Apple

Dear Tim Cook: Be a Decent Human Being and Delete this Revolting Apple Ad | MZS – Roger Ebert


The tonal opposite of the company’s most famous ad, it shows a stack of creative tools and imaginative objects being crushed in a giant metal press. 

Sonny and Cher sing “All I ever need is you” as the device destroys some of the most beautiful objects a creative person could ever hope to have, or see: a trumpet, camera lenses, an upright piano, paints, a metronome, a clay maquette, a wooden anatomical reference model, vinyl albums, a framed photo, and most disturbingly (because they suggest destructive violence against children’s toys, and against the child in all of us) a ceramic Angry Birds figure and a stack of rubber emoji balls. 

You’ve heard the phrase “They said the quiet part out loud”, right? Well, that’s what this ad is doing. 

And it’s not just speaking in room tones. It’s practically crowing its happiness at the destruction of artists, their tools, and their process.  
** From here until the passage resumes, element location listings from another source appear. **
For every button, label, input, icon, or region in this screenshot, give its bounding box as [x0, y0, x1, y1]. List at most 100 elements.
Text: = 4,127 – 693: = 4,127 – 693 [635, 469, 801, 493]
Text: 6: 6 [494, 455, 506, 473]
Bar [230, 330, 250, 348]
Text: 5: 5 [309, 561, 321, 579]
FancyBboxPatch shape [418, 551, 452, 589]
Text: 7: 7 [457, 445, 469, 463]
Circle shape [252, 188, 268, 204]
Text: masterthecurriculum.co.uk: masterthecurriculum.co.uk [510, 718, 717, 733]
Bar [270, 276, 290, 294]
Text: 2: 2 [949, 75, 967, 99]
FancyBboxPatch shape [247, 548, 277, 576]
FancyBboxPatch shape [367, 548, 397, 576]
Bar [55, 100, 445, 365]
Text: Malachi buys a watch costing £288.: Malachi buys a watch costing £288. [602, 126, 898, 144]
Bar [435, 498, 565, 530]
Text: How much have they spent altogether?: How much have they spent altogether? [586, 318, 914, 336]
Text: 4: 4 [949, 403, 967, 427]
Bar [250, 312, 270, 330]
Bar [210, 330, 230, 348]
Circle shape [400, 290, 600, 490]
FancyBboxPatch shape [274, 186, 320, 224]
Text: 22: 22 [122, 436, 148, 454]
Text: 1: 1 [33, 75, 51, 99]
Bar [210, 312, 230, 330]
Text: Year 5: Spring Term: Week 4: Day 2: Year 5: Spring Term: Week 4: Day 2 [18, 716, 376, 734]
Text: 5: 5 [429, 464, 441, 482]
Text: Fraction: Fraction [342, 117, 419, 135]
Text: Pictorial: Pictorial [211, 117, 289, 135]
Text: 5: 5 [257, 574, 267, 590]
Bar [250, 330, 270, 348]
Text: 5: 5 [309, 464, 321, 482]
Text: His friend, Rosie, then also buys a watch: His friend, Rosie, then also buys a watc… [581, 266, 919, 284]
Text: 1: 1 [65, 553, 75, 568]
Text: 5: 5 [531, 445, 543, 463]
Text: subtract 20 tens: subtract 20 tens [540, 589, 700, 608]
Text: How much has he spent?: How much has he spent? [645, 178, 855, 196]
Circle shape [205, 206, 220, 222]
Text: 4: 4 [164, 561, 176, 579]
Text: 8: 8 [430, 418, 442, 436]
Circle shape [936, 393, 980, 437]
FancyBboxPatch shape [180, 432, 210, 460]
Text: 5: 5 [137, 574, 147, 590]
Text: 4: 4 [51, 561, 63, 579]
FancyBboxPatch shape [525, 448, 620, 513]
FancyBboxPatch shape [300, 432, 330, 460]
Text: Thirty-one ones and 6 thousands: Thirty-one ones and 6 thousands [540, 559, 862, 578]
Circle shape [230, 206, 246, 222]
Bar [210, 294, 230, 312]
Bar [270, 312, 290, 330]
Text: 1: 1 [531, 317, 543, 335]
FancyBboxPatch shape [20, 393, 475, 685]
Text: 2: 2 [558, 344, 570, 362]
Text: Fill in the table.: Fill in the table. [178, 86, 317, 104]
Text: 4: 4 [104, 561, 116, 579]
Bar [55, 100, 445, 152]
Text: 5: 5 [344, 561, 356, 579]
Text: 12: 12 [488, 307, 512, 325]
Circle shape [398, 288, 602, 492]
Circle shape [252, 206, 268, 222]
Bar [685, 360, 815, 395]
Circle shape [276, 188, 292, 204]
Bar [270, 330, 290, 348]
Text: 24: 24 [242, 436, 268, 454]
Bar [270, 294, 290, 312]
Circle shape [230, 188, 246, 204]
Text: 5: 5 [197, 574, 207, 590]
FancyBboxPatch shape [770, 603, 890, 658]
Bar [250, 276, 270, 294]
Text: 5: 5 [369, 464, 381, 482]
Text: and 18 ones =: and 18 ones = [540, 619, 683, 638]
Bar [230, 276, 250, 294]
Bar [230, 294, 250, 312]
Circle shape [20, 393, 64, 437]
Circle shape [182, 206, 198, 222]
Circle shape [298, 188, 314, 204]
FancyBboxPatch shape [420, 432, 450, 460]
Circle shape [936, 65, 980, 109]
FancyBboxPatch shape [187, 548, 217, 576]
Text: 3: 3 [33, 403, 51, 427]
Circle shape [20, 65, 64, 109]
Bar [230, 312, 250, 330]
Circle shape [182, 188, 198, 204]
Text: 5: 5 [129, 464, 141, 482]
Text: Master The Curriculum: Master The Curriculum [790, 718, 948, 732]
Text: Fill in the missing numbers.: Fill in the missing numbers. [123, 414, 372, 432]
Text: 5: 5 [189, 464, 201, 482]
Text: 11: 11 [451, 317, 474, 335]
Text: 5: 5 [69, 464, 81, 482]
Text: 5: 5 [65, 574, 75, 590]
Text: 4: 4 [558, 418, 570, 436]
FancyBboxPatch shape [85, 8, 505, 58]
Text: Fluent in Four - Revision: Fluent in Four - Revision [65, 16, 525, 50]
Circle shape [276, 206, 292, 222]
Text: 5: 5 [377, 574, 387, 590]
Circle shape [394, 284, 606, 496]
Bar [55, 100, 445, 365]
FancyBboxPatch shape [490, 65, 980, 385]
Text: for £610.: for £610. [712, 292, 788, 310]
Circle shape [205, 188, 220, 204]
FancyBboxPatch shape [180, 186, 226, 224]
Look at how the wooden figurine bends beneath the weight of the press, and how the paint cans explode and spray their contents against the lens like blood in a graphic horror film. Look at the grotesque way the destruction of the musical instruments and camera lenses are fetishized, metal buckling, glass shattering. They even made sure to put one of the emoji toys right on the edge of the press so that when the pressure bears down on it, we see its eyes bulge and then pop out. This ad doesn’t just show destruction. It delights in it. 

When the press has stopped crushing things, the music cuts out and is replaced by eerie silence. This is a technique that movies use to summon audience unease after a character has been violently killed. 

Then the press raises to reveal a thin computer pad that (one supposes) replaces all of the items that we just saw being destroyed. All we ever need, or something like that.

You can tell yourself that the items on that metal press are “only stuff “and that their eradication doesn’t mean anything. But if you do, it means you’ve never had a violent person destroy something you loved as a way of telling you “You’re next,” which in turn means you are a person who lacks imaginative empathy and should’ve kept quiet.